Когда ты ходишь во сне, это не считается благословением небес, однако для большинства это просто мелкое неудобство, странная особенность, в самом худшем случае — неприятное, но в общем безвредное поведение. Некоторые, бродя во сне, могут заблудиться, но проснувшись, снова становятся нормальными людьми, разве что слегка удивленными, как это они сюда попали.

Мне не так повезло.

Когда все это началось, сразу стало ясно, что тут что-то нечисто. Глухими ночами, когда темный гобелен небосвода затягивало облачной пеленой, я удалялась прочь от своего клана, оставив позади семейную повозку и уходила в леса и болота, вдаль от дороги, все дальше и дальше. И с каждым разом просыпалась все дальше и дальше от каравана, и с каждым разом все лучше помнила женский голос, голос, что звал меня, манил меня. Она пришла за мной, за своей кровью, как говорила она, чтобы я заняла положенное мне место рядом с нею. Я была в ужасе и чувствовала себя совершенно беззащитной. Я проклята? Что со мной вообще происходит? Вопросы мои оставались без ответа, но я видела: от меня что-то скрывают. В караване сразу распознали знамения, узнал и мой отец, но отвечать они отказывались, просто держа меня под плотным присмотром, словно ждали, что все это прекратится.

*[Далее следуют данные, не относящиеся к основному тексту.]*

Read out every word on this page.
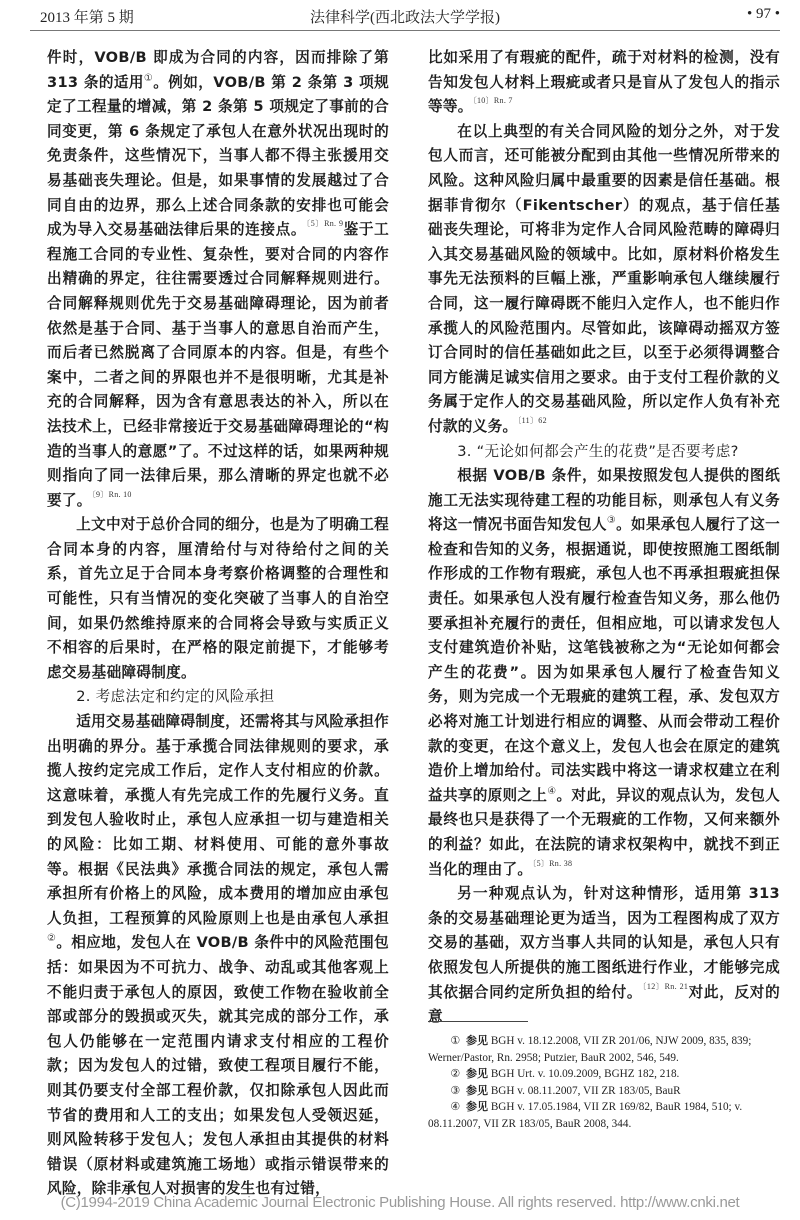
2013 年第 5 期	法律科学(西北政法大学学报)	• 97 •

件时，VOB/B 即成为合同的内容，因而排除了第 313 条的适用①。例如，VOB/B 第 2 条第 3 项规定了工程量的增减，第 2 条第 5 项规定了事前的合同变更，第 6 条规定了承包人在意外状况出现时的免责条件，这些情况下，当事人都不得主张援用交易基础丧失理论。但是，如果事情的发展越过了合同自由的边界，那么上述合同条款的安排也可能会成为导入交易基础法律后果的连接点。$^{〔5〕Rn. 9}$鉴于工程施工合同的专业性、复杂性，要对合同的内容作出精确的界定，往往需要透过合同解释规则进行。合同解释规则优先于交易基础障碍理论，因为前者依然是基于合同、基于当事人的意思自治而产生，而后者已然脱离了合同原本的内容。但是，有些个案中，二者之间的界限也并不是很明晰，尤其是补充的合同解释，因为含有意思表达的补入，所以在法技术上，已经非常接近于交易基础障碍理论的“构造的当事人的意愿”了。不过这样的话，如果两种规则指向了同一法律后果，那么清晰的界定也就不必要了。$^{〔9〕Rn. 10}$

上文中对于总价合同的细分，也是为了明确工程合同本身的内容，厘清给付与对待给付之间的关系，首先立足于合同本身考察价格调整的合理性和可能性，只有当情况的变化突破了当事人的自治空间，如果仍然维持原来的合同将会导致与实质正义不相容的后果时，在严格的限定前提下，才能够考虑交易基础障碍制度。

2. 考虑法定和约定的风险承担

适用交易基础障碍制度，还需将其与风险承担作出明确的界分。基于承揽合同法律规则的要求，承揽人按约定完成工作后，定作人支付相应的价款。这意味着，承揽人有先完成工作的先履行义务。直到发包人验收时止，承包人应承担一切与建造相关的风险：比如工期、材料使用、可能的意外事故等。根据《民法典》承揽合同法的规定，承包人需承担所有价格上的风险，成本费用的增加应由承包人负担，工程预算的风险原则上也是由承包人承担②。相应地，发包人在 VOB/B 条件中的风险范围包括：如果因为不可抗力、战争、动乱或其他客观上不能归责于承包人的原因，致使工作物在验收前全部或部分的毁损或灭失，就其完成的部分工作，承包人仍能够在一定范围内请求支付相应的工程价款；因为发包人的过错，致使工程项目履行不能，则其仍要支付全部工程价款，仅扣除承包人因此而节省的费用和人工的支出；如果发包人受领迟延，则风险转移于发包人；发包人承担由其提供的材料错误（原材料或建筑施工场地）或指示错误带来的风险，除非承包人对损害的发生也有过错，

比如采用了有瑕疵的配件，疏于对材料的检测，没有告知发包人材料上瑕疵或者只是盲从了发包人的指示等等。$^{〔10〕Rn. 7}$

在以上典型的有关合同风险的划分之外，对于发包人而言，还可能被分配到由其他一些情况所带来的风险。这种风险归属中最重要的因素是信任基础。根据菲肯彻尔（Fikentscher）的观点，基于信任基础丧失理论，可将非为定作人合同风险范畴的障碍归入其交易基础风险的领域中。比如，原材料价格发生事先无法预料的巨幅上涨，严重影响承包人继续履行合同，这一履行障碍既不能归入定作人，也不能归作承揽人的风险范围内。尽管如此，该障碍动摇双方签订合同时的信任基础如此之巨，以至于必须得调整合同方能满足诚实信用之要求。由于支付工程价款的义务属于定作人的交易基础风险，所以定作人负有补充付款的义务。$^{〔11〕62}$

3. “无论如何都会产生的花费”是否要考虑?

根据 VOB/B 条件，如果按照发包人提供的图纸施工无法实现待建工程的功能目标，则承包人有义务将这一情况书面告知发包人③。如果承包人履行了这一检查和告知的义务，根据通说，即使按照施工图纸制作形成的工作物有瑕疵，承包人也不再承担瑕疵担保责任。如果承包人没有履行检查告知义务，那么他仍要承担补充履行的责任，但相应地，可以请求发包人支付建筑造价补贴，这笔钱被称之为“无论如何都会产生的花费”。因为如果承包人履行了检查告知义务，则为完成一个无瑕疵的建筑工程，承、发包双方必将对施工计划进行相应的调整、从而会带动工程价款的变更，在这个意义上，发包人也会在原定的建筑造价上增加给付。司法实践中将这一请求权建立在利益共享的原则之上④。对此，异议的观点认为，发包人最终也只是获得了一个无瑕疵的工作物，又何来额外的利益？如此，在法院的请求权架构中，就找不到正当化的理由了。$^{〔5〕Rn. 38}$

另一种观点认为，针对这种情形，适用第 313 条的交易基础理论更为适当，因为工程图构成了双方交易的基础，双方当事人共同的认知是，承包人只有依照发包人所提供的施工图纸进行作业，才能够完成其依据合同约定所负担的给付。$^{〔12〕Rn. 21}$对此，反对的意

① 参见 BGH v. 18.12.2008, VII ZR 201/06, NJW 2009, 835, 839; Werner/Pastor, Rn. 2958; Putzier, BauR 2002, 546, 549.
② 参见 BGH Urt. v. 10.09.2009, BGHZ 182, 218.
③ 参见 BGH v. 08.11.2007, VII ZR 183/05, BauR
④ 参见 BGH v. 17.05.1984, VII ZR 169/82, BauR 1984, 510; v. 08.11.2007, VII ZR 183/05, BauR 2008, 344.
(C)1994-2019 China Academic Journal Electronic Publishing House. All rights reserved. http://www.cnki.net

Не прекратилось. Когда я вошла в возраст и провела ночь с мужчиной, напрасные надежды их рассеялись, сменившись хмурыми и озабоченными взглядами, в которых жалость смешивалась со страхом. Тогда ко мне и пришел отец, чтобы наконец рассказать правду.

Мне говорили, что моя мать умерла родами. Это было неправдой. Она жива. Она приманила к себе моего отца, чтобы получить нужную ей дочь, и теперь, когда я выросла, она хотела забрать меня. Таких, как я, зовут «подменышами», а моя мать на самом деле злая ведьма, порождение болотной трясины, хитрое и жестокое чудовище. Она хочет вернуть себе дочь, превратив ее в свое продолжение. Ее темное семя росло во мне, и сейчас, когда я стала женщиной, а оно не сгинуло, выбора у меня нет. Ведьмин Зов не ведает жалости, а сны слишком могучи.

Я почувствовала, что обречена. И так думала не только я.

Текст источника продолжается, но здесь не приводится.